Trois ans. Trois années que la guerre civile défigure la Syrie et meurtrit les Syriens. 150.000 morts, près de 600.000 blessés, 2 millions et demi de réfugiés. Leur pays est en guerre, et pourtant ils créent. C’est le nom d’une exposition qui vient de démarrer à Paris, à l’institut des cultures d’Islam. Depuis trois ans la Syrie se déchire, mais malgré ce contexte des artistes exilés ou restés au pays n’ont pas lâché leurs armes.
Cent cinquante œuvres sont rassemblées à la Goutte d’Or, jusqu’au 27 juillet. Alors que certains artistes ont dû cesser de créer, d’autres ont accueilli dans leurs œuvres, de façon souvent directe, parfois oblique, la violence qui sévit dans leur pays. Certains encore manifestent leur refus obstiné de voir l’horizon de leur création réduit à la guerre encore, encore et encore. Ces œuvres, nous rappellent à notre devoir de solidarité. « Dans mon pays, il ne reste que la liberté de mourir. Dans mon pays, la vie est secrète et la mort publique », raconte le texte publié en 2012 sur Facebook par le collectif No, formé d’artistes et d’activistes. Ils invitent les visiteurs du monde entier à utiliser leur corps pour former la lettre qui signifie « Non » en arabe.

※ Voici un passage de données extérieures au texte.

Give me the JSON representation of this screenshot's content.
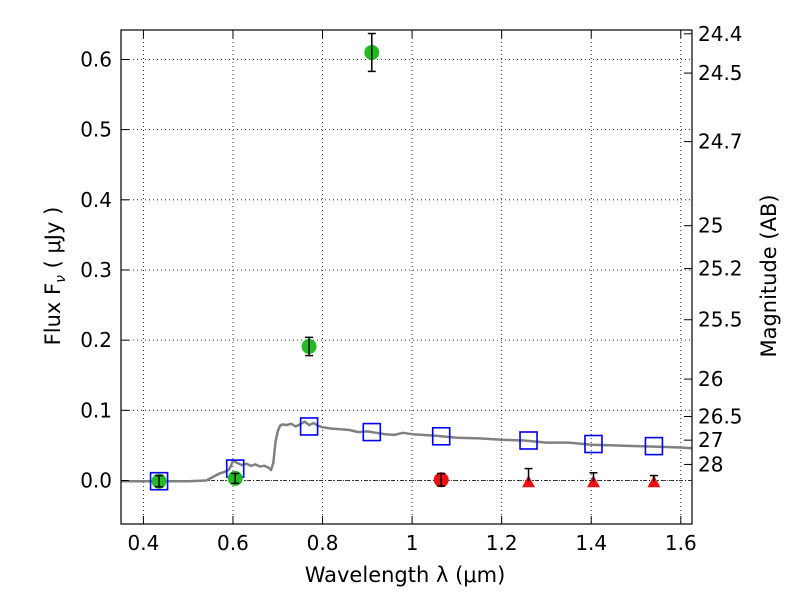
{
  "chart_data": {
    "type": "scatter",
    "xlabel": "Wavelength  λ (μm)",
    "ylabel": "Flux  F",
    "ylabel_sub": "ν",
    "ylabel_units": "  ( μJy )",
    "ylabel_right": "Magnitude (AB)",
    "xlim": [
      0.35,
      1.625
    ],
    "ylim": [
      -0.062,
      0.642
    ],
    "x_ticks": [
      0.4,
      0.6,
      0.8,
      1.0,
      1.2,
      1.4,
      1.6
    ],
    "x_tick_labels": [
      "0.4",
      "0.6",
      "0.8",
      "1",
      "1.2",
      "1.4",
      "1.6"
    ],
    "y_ticks": [
      0.0,
      0.1,
      0.2,
      0.3,
      0.4,
      0.5,
      0.6
    ],
    "y_tick_labels": [
      "0.0",
      "0.1",
      "0.2",
      "0.3",
      "0.4",
      "0.5",
      "0.6"
    ],
    "right_ticks": [
      {
        "label": "24.4",
        "flux": 0.6366
      },
      {
        "label": "24.5",
        "flux": 0.5806
      },
      {
        "label": "24.7",
        "flux": 0.4829
      },
      {
        "label": "25",
        "flux": 0.3631
      },
      {
        "label": "25.2",
        "flux": 0.302
      },
      {
        "label": "25.5",
        "flux": 0.2291
      },
      {
        "label": "26",
        "flux": 0.1445
      },
      {
        "label": "26.5",
        "flux": 0.0912
      },
      {
        "label": "27",
        "flux": 0.0575
      },
      {
        "label": "28",
        "flux": 0.0229
      }
    ],
    "grid": true,
    "colors": {
      "model": "#808080",
      "green": "#22bb22",
      "red": "#ee1111",
      "model_points": "#0000ee",
      "errorbar": "#000000"
    },
    "series": [
      {
        "kind": "line",
        "x": [
          0.35,
          0.4,
          0.45,
          0.5,
          0.54,
          0.555,
          0.57,
          0.58,
          0.59,
          0.595,
          0.6,
          0.61,
          0.62,
          0.63,
          0.64,
          0.65,
          0.66,
          0.67,
          0.68,
          0.685,
          0.69,
          0.695,
          0.7,
          0.705,
          0.71,
          0.72,
          0.73,
          0.74,
          0.75,
          0.76,
          0.77,
          0.78,
          0.79,
          0.8,
          0.82,
          0.84,
          0.86,
          0.88,
          0.9,
          0.92,
          0.94,
          0.96,
          0.98,
          1.0,
          1.05,
          1.1,
          1.15,
          1.2,
          1.25,
          1.3,
          1.35,
          1.4,
          1.45,
          1.5,
          1.55,
          1.6,
          1.625
        ],
        "y": [
          -0.001,
          -0.001,
          -0.001,
          -0.001,
          0.0,
          0.005,
          0.01,
          0.012,
          0.015,
          0.02,
          0.028,
          0.025,
          0.022,
          0.024,
          0.021,
          0.023,
          0.02,
          0.021,
          0.018,
          0.015,
          0.025,
          0.055,
          0.07,
          0.078,
          0.08,
          0.079,
          0.081,
          0.077,
          0.08,
          0.084,
          0.079,
          0.082,
          0.078,
          0.076,
          0.074,
          0.073,
          0.072,
          0.069,
          0.07,
          0.068,
          0.066,
          0.065,
          0.068,
          0.066,
          0.064,
          0.061,
          0.06,
          0.058,
          0.057,
          0.054,
          0.054,
          0.051,
          0.05,
          0.049,
          0.048,
          0.047,
          0.046
        ]
      },
      {
        "kind": "points",
        "marker": "square",
        "x": [
          0.435,
          0.605,
          0.77,
          0.91,
          1.065,
          1.26,
          1.405,
          1.54
        ],
        "y": [
          -0.001,
          0.017,
          0.077,
          0.069,
          0.063,
          0.057,
          0.052,
          0.049
        ]
      },
      {
        "kind": "points",
        "marker": "circle",
        "color": "green",
        "x": [
          0.435,
          0.605,
          0.77,
          0.91
        ],
        "y": [
          -0.001,
          0.003,
          0.191,
          0.61
        ],
        "err": [
          0.008,
          0.007,
          0.013,
          0.027
        ]
      },
      {
        "kind": "points",
        "marker": "circle",
        "color": "red",
        "x": [
          1.065
        ],
        "y": [
          0.001
        ],
        "err": [
          0.009
        ]
      },
      {
        "kind": "points",
        "marker": "triangle",
        "color": "red",
        "x": [
          1.26,
          1.405,
          1.54
        ],
        "y": [
          -0.001,
          -0.001,
          -0.001
        ],
        "err_up": [
          0.018,
          0.012,
          0.008
        ]
      }
    ]
  }
}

Et l’art dans tout ça ? Cesser ou continuer. Partir ou rester. S’exposer ou se taire. Comment créer dans la destruction ? Certains vivent en Europe, en Amérique, en Jordanie, à Dubaï. Et puis il y a ceux qui sont restés.
Vivons cachés, vivons créatifs.
Pour les artistes restés en Syrie, l’anonymat s’avère indispensable pour se protéger. Deux collectifs et une entreprise sont présents à l’ICI pour l’exposition. Le collectif No qui diffuse sur Internet des œuvres multimédias inspirées du dessinateur palestinien Naji Al-Ali. Abounaddara , une société de production audiovisuelle basée à Damas, spécialisée dans le documentaire et le cinéma d’urgence. Toutes les semaines, ils produisaient une vidéo mise en ligne le vendredi, jour de prière et de manifestation. Le collectif Masasit Mati qui regroupe dix jeunes artistes et militants syriens installés au Moyen-Orient, certains sont encore en Syrie. Ils ont développé un spectacle de marionnettes brocardant Bachar, Top Goon, la revanche d’un petit dictateur.
Les 16 plasticiens et collectifs invités sont Khaled Takreti, Tammam Azzam, Randah Maddah, Mohamad Omran, Abdul Karim, Majdal Al-Beik, Fadi Yazigi, Amr Fahed, Akram al Halabi, Muzaffar Salman, Waseem Al Marzouki, Yaser Safi, Jaber AlAzmeh, le Collectif No Abounaddara, Masasit Mati et Syrie : l’art en armes.
Cette exposition s’inscrit dans une programmation plus large dédiée à faire entendre la voix des Syriens aujourd’hui élaborée en partenariat avec : Chams Collectif Syrie, Ila Souria, Norias, Souria Houria et SyriArt.